DYLAN THOMAS Just a year before his death in 1953 noted poet Dylan Thomas recorded A Child’s Christmas in Wales, a classic that has become one of the all time holiday favorites and his most recognized story. New York City composer Matthew Harris’ choral cantata poignantly captures the Christmas spirit and the humor in Thomas’s ageless story.
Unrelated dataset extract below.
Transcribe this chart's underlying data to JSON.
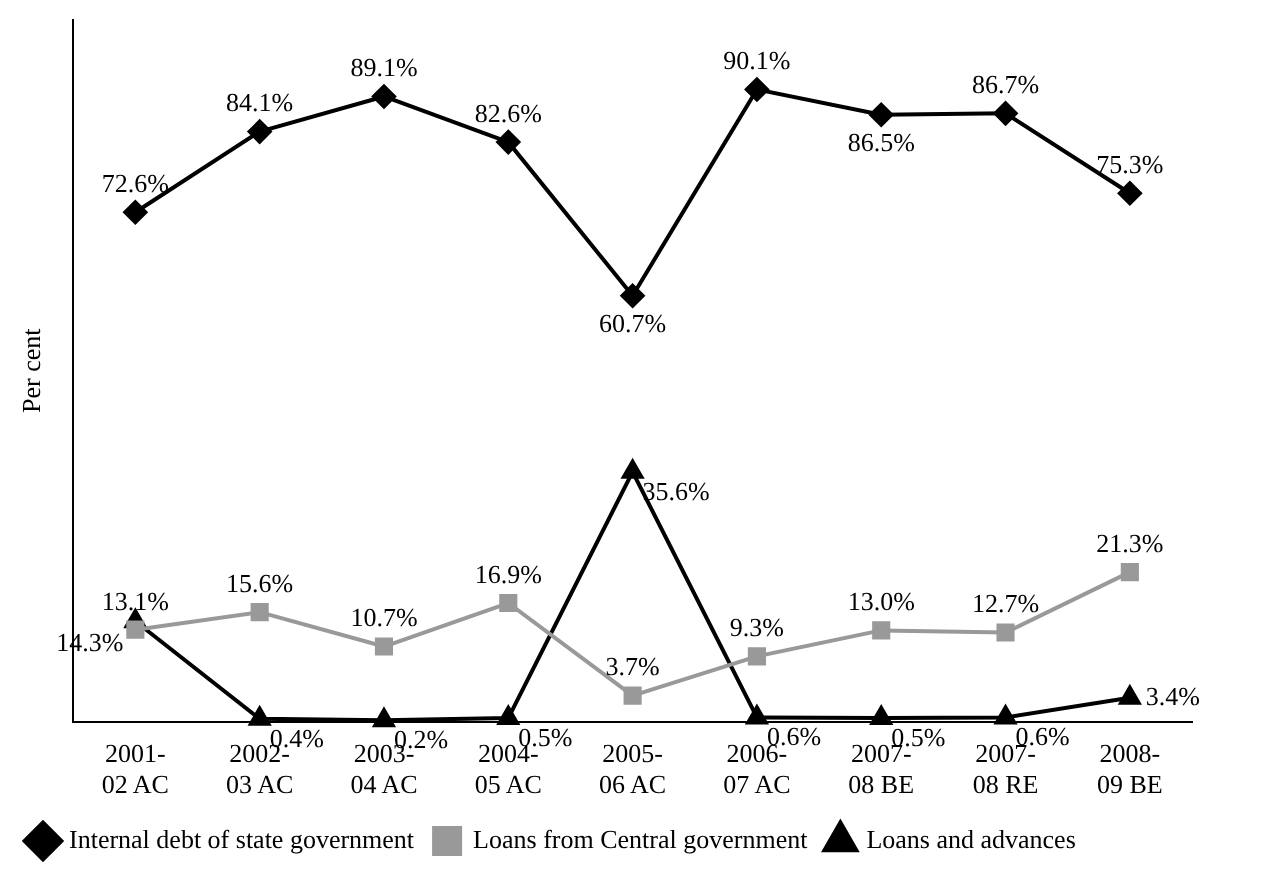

Its sentimentality tugs at our hearts with nostalgic yearnings to go back and remember what a childhood was like in that seaside village in Wales.
ONE CHRISTMAS WAS SO MUCH LIKE ANOTHER Many of us can relate to Thomas’s opening lines, “One Christmas was so much like another, in those years around the sea-town corner now and out of all sound except the distant speaking of the voices I sometimes hear a moment before was so much like another, in those years around the sea-town corner now and out of all sound except the distant speaking of the voices I sometimes hear a moment before sleep, that I can never remember whether it snowed for six days and six nights when I was twelve or whether it snowed for twelve days and twelve nights when I was six.”
FIRE, FIRE, FIRE!!! “Nobody could have had a noisier Christmas Eve” leads us through a merry chase as the excitement, clamor and gong ringing cause such a ruckus that the firemen arrive in their shining helmets, standing among smoke and cinders and dissolving snowballs. Adding to the absurdness of the situation, Miss Prothero says to the firemen, “Would like anything to read?”
THE UNCLES reminds us so much about uncles at our house. Thomas recalls, “There were always Uncles at Christmas. The same Uncles. They sat in front of the fire, loosened all buttons, put their large moist hands over their watch chains, groaned a little and slept.” But there were aunties, too. “Auntie, Bessie, who had already been frightened twice, by a clockwork mouse, whimpered at the sideboard and had some elderberry wine. After some hilarious antics in the snow and a fantasy hippo enactment the children head home.
SINGING CAROLS Thomas waxes nostalgic, “I remember that we went singing carols once, when there wasn’t the shaving of a moon to light the flying streets, and always on Christmas night there was music. An uncle played the fiddle, a cousin sang Cherry Ripe, and another uncle sang Drake’s Drum. It was very warm in the little house. I got into bed, I said some words to the close and holy darkness, and then I slept.”
This endearing story referenced here is only an abbreviated sampling of the sentimentality that Thomas conveys through his recollections. It gives us pause to wonder and reflect on the similarities in our own Christmas celebrations replete with eccentric family members. However, most of all we may all feel better for having vicariously experienced this very quaint Christmas tale. It’s the kind of story that deserves reading to a new generation of children and grownups who will be carried away to a seaside village and A Child’s Christmas in Wales.